Transparansi on-chain membuat gaji karyawan dalam crypto terlihat, memperlambat adopsi bisnis terhadap pembayaran crypto.
Kurangnya fungibilitas dan privasi membuat pengguna biasa sulit menggunakan crypto untuk pembelian sehari-hari.
Penguatan privasi dapat meningkatkan kepercayaan, penggunaan penggajian, dan adopsi crypto secara lebih luas di arus utama.
Adopsi crypto menghadapi hambatan kritis karena kekhawatiran privasi yang terus menghambat penggunaan arus utama, peringatan dari para pemimpin industri. Pendiri Binance CZ dan investor Chamath Palihapitiya baru-baru ini menyoroti bagaimana kurangnya fitur privasi yang kuat mencegah cryptocurrency mencapai integrasi penggajian secara luas.
Saat ini, dalam teknologi blockchain, transparansi blockchain berarti bahwa gaji karyawan terbuka. Oleh karena itu, pembayaran crypto tidak seprivasi pembayaran tunai. Hal ini dapat menghalangi lebih banyak bisnis menggunakan crypto untuk membayar karyawan mereka.
CZ berpendapat, “Bayangkan sebuah perusahaan membayar karyawannya dengan crypto secara on-chain. Anda bisa melihat berapa banyak yang dibayar setiap orang di perusahaan dengan mengklik alamat pengirim.” CZ menegaskan bahwa meskipun cryptocurrency memiliki pseudo-anonimitas, kenyataannya, transparansi blockchain yang dipadukan dengan persyaratan KYC dari bursa berarti bahwa pengguna dapat dilacak. Oleh karena itu, pembayaran crypto kehilangan daya tariknya sebagai cara pembayaran yang cepat dan murah dibandingkan perbankan tradisional.
Masalah ini tidak berhenti pada gaji.
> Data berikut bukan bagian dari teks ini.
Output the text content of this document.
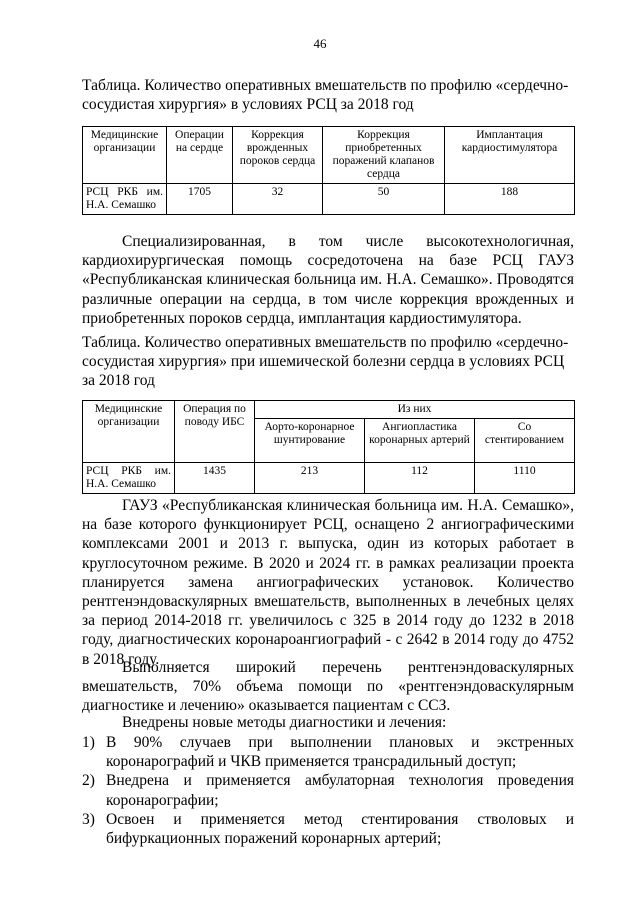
46
Таблица. Количество оперативных вмешательств по профилю «сердечно-сосудистая хирургия» в условиях РСЦ за 2018 год
Медицинские организации	Операции на сердце	Коррекция врожденных пороков сердца	Коррекция приобретенных поражений клапанов сердца	Имплантация кардиостимулятора
РСЦ РКБ им.
Н.А. Семашко	1705	32	50	188

Специализированная, в том числе высокотехнологичная, кардиохирургическая помощь сосредоточена на базе РСЦ ГАУЗ «Республиканская клиническая больница им. Н.А. Семашко». Проводятся различные операции на сердца, в том числе коррекция врожденных и приобретенных пороков сердца, имплантация кардиостимулятора.

Таблица. Количество оперативных вмешательств по профилю «сердечно-сосудистая хирургия» при ишемической болезни сердца в условиях РСЦ за 2018 год
Медицинские организации	Операция по поводу ИБС	Из них		
		Аорто-коронарное шунтирование	Ангиопластика коронарных артерий	Со стентированием
РСЦ РКБ им.
Н.А. Семашко	1435	213	112	1110

ГАУЗ «Республиканская клиническая больница им. Н.А. Семашко», на базе которого функционирует РСЦ, оснащено 2 ангиографическими комплексами 2001 и 2013 г. выпуска, один из которых работает в круглосуточном режиме. В 2020 и 2024 гг. в рамках реализации проекта планируется замена ангиографических установок. Количество рентгенэндоваскулярных вмешательств, выполненных в лечебных целях за период 2014-2018 гг. увеличилось с 325 в 2014 году до 1232 в 2018 году, диагностических коронароангиографий - с 2642 в 2014 году до 4752 в 2018 году.

Выполняется широкий перечень рентгенэндоваскулярных вмешательств, 70% объема помощи по «рентгенэндоваскулярным диагностике и лечению» оказывается пациентам с ССЗ.

Внедрены новые методы диагностики и лечения:

1) В 90% случаев при выполнении плановых и экстренных коронарографий и ЧКВ применяется трансрадильный доступ;
2) Внедрена и применяется амбулаторная технология проведения коронарографии;
3) Освоен и применяется метод стентирования стволовых и бифуркационных поражений коронарных артерий;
Chamath dan CZ percaya bahwa kurangnya fungibilitas di sebagian besar cryptocurrency, termasuk Bitcoin. Ini berarti bahwa tidak semua koin sama, karena riwayat transaksi setiap koin dilacak. “Saya pikir masalah terbesar saya adalah kurangnya fungibilitas, yang menurut saya menjadi masalah besar untuk mencapai skala besar,” kata Chamath.
CZ lebih menekankan bahwa masalah privasi ini menghambat cryptocurrency untuk digunakan secara penuh dalam masyarakat. Orang tidak bisa membeli barang atau jasa digital tanpa meninggalkan jejak. Selain itu, teknologi blockchain tidak memiliki fitur seperti uang tunai, karena setiap pergerakan di blockchain dicatat secara permanen.
Ini berarti bahwa tanpa peningkatan privasi ini, adopsi crypto di bisnis maupun sistem pembayaran konsumen bisa menjadi tantangan. Misalnya, bisnis mungkin tidak ingin terlibat dalam sistem penggajian jika informasi gaji karyawannya menjadi publik. Selain itu, orang mungkin tidak ingin menggunakan crypto dalam kehidupan sehari-hari karena merasa diawasi. CZ mengatakan, “Ada kasus penggunaan [ilegal], tetapi sebagian besar adalah Anda membeli permen karet, atau mungkin film atau video game. Bukan urusan saya untuk menilai.”
Menurut para ahli industri, mengisi kekurangan ini dapat mempercepat adopsi arus utama. Cryptocurrency membutuhkan solusi pencegahan pelacakan dan kepatuhan regulasi.
Penambahan lapisan privasi akan membuat cryptocurrency menjadi fungible, memungkinkan koin dapat dipertukarkan sambil menjaga data pengguna tetap pribadi dari paparan. Selain meningkatkan kepercayaan, ini dapat membuka peluang baru untuk penggajian cryptocurrency dan inklusi keuangan lainnya.